Extra positively, although, that signifies that the yield at the moment stands at 6%, nicely above the FTSE 250 common.

Plus it’s not all doom and gloom. Final 12 months’s outcomes had been horrible for my part, however even in that annus horribilis, on the working stage WPP nonetheless made a considerable revenue and generated sizeable money flows.

It has launched a strategic plan targeted on stabilising the enterprise this 12 months, earlier than returning to progress. By reorganising its enterprise construction and increasing its personal use of AI, WPP hopes to show the menace posed by the expertise into a chance.

Success on that entrance is way from assured. However the firm does have experience and creativity its shoppers don’t.
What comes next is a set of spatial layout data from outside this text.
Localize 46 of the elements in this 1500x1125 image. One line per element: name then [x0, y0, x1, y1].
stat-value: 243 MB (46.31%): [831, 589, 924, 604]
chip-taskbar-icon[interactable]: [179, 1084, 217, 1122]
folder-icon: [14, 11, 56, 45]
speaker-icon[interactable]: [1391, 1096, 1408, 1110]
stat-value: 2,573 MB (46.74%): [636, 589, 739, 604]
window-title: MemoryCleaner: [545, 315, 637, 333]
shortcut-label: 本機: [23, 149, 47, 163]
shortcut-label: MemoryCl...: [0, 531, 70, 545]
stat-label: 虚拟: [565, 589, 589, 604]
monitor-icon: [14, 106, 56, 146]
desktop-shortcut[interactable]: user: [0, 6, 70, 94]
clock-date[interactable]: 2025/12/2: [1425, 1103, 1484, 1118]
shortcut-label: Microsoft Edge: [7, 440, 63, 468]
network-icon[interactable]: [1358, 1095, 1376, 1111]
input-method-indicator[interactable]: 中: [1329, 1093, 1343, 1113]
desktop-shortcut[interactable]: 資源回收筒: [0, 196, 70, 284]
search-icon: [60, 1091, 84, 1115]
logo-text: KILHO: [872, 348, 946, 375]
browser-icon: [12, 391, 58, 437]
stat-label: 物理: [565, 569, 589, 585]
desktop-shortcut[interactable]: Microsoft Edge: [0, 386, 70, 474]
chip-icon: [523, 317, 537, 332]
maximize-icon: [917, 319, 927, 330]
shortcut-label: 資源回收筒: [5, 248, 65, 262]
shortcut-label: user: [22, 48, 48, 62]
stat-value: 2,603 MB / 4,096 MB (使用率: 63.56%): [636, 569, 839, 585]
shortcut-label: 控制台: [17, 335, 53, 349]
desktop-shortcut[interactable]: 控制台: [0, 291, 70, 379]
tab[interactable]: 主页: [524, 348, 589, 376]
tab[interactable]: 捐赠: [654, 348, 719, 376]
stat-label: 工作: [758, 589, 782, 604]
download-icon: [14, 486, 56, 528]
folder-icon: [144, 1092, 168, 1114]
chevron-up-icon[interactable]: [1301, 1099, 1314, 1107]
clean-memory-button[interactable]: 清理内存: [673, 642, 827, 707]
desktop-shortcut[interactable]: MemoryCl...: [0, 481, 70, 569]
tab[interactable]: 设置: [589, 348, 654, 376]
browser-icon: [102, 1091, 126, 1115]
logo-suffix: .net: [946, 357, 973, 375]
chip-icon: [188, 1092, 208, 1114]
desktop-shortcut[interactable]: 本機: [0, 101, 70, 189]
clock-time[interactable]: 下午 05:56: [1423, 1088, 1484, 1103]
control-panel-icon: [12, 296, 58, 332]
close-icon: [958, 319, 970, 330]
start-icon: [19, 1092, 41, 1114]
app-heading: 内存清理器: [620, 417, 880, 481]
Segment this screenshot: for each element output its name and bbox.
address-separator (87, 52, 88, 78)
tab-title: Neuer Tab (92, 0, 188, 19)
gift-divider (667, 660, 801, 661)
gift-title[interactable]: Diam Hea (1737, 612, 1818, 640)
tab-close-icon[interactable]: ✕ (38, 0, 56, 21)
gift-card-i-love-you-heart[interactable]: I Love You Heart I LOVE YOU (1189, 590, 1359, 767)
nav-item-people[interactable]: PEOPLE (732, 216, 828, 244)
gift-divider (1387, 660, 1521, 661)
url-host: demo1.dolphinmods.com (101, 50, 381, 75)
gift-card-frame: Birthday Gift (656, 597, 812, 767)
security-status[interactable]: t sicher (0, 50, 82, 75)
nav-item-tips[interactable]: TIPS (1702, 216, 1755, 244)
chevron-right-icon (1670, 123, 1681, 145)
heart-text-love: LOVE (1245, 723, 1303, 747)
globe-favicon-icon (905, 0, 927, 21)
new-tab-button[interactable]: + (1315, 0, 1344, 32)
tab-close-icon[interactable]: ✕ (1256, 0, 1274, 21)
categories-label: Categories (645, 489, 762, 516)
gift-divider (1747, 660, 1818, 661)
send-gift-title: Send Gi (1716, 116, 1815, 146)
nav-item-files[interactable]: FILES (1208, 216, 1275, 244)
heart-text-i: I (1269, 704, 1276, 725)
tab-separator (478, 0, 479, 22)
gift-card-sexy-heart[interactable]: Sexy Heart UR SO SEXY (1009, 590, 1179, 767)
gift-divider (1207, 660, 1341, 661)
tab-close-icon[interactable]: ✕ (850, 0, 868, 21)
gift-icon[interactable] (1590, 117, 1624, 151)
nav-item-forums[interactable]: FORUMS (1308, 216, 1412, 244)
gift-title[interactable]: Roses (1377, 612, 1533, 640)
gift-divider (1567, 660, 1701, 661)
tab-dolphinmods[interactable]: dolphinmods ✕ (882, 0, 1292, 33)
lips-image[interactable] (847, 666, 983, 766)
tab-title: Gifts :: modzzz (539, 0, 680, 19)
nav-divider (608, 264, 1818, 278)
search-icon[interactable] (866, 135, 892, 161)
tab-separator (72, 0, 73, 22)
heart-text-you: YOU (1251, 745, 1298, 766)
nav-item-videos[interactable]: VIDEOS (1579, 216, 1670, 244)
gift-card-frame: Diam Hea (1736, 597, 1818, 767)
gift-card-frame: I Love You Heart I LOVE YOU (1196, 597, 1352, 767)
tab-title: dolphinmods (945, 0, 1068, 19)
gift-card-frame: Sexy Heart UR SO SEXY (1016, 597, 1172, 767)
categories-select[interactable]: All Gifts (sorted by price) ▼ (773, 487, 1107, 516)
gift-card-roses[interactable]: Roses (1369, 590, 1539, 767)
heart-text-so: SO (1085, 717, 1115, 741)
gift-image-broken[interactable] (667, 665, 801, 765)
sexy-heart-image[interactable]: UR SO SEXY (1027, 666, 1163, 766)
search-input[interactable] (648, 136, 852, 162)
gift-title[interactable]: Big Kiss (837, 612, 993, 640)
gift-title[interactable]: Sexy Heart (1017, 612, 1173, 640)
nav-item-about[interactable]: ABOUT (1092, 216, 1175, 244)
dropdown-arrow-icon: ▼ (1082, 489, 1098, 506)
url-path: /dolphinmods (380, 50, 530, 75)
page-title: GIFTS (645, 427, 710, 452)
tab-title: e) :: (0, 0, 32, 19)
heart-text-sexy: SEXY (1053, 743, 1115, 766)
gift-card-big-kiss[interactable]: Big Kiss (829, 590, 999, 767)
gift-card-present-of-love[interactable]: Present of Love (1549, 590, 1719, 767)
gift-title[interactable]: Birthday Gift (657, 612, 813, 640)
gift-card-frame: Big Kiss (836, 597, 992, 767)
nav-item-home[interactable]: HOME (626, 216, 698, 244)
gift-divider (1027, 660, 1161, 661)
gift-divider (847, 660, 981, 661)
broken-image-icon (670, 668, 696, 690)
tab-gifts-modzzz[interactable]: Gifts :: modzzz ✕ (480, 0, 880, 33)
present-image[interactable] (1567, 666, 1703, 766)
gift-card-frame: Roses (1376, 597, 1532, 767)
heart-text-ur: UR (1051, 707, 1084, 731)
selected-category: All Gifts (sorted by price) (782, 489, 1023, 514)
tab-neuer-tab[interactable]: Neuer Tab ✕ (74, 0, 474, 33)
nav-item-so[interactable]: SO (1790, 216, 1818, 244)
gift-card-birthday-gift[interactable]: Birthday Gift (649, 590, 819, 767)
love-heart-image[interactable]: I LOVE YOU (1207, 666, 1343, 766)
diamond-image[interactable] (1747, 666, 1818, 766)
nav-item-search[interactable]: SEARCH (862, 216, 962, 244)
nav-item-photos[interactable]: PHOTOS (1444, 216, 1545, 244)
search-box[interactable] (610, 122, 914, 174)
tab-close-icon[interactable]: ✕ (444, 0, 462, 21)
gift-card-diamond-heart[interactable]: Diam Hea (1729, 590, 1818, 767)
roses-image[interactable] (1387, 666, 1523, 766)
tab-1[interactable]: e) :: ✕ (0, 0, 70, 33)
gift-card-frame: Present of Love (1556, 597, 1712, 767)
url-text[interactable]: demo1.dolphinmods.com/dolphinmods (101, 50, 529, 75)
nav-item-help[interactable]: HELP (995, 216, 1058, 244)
I believe it may nicely use AI to ship that extra cheaply.

I believe this can be a dangerous cut price

The share worth collapse lately underlines the truth that the dangers listed below are excessive.

If AI eats the advert trade’s lunch, even WPP’s turnaround plan may not be sufficient to cease revenues and earnings from declining additional. Even from the present worth, the share worth may but implode.

However I believe the share worth fall has been overdone.

eWPP’s enterprise worth (its market capitalisation and adjusted internet debt) is round £4.8bn. That’s simply 4 or so instances final 12 months’s adjusted working money move pre working capital.

That appears low-cost to me even when the corporate merely stabilises – however I believe over the long run, earnings may develop once more.

If that occurs, over the approaching years I believe the share worth may soar from right here. I plan to carry my shares.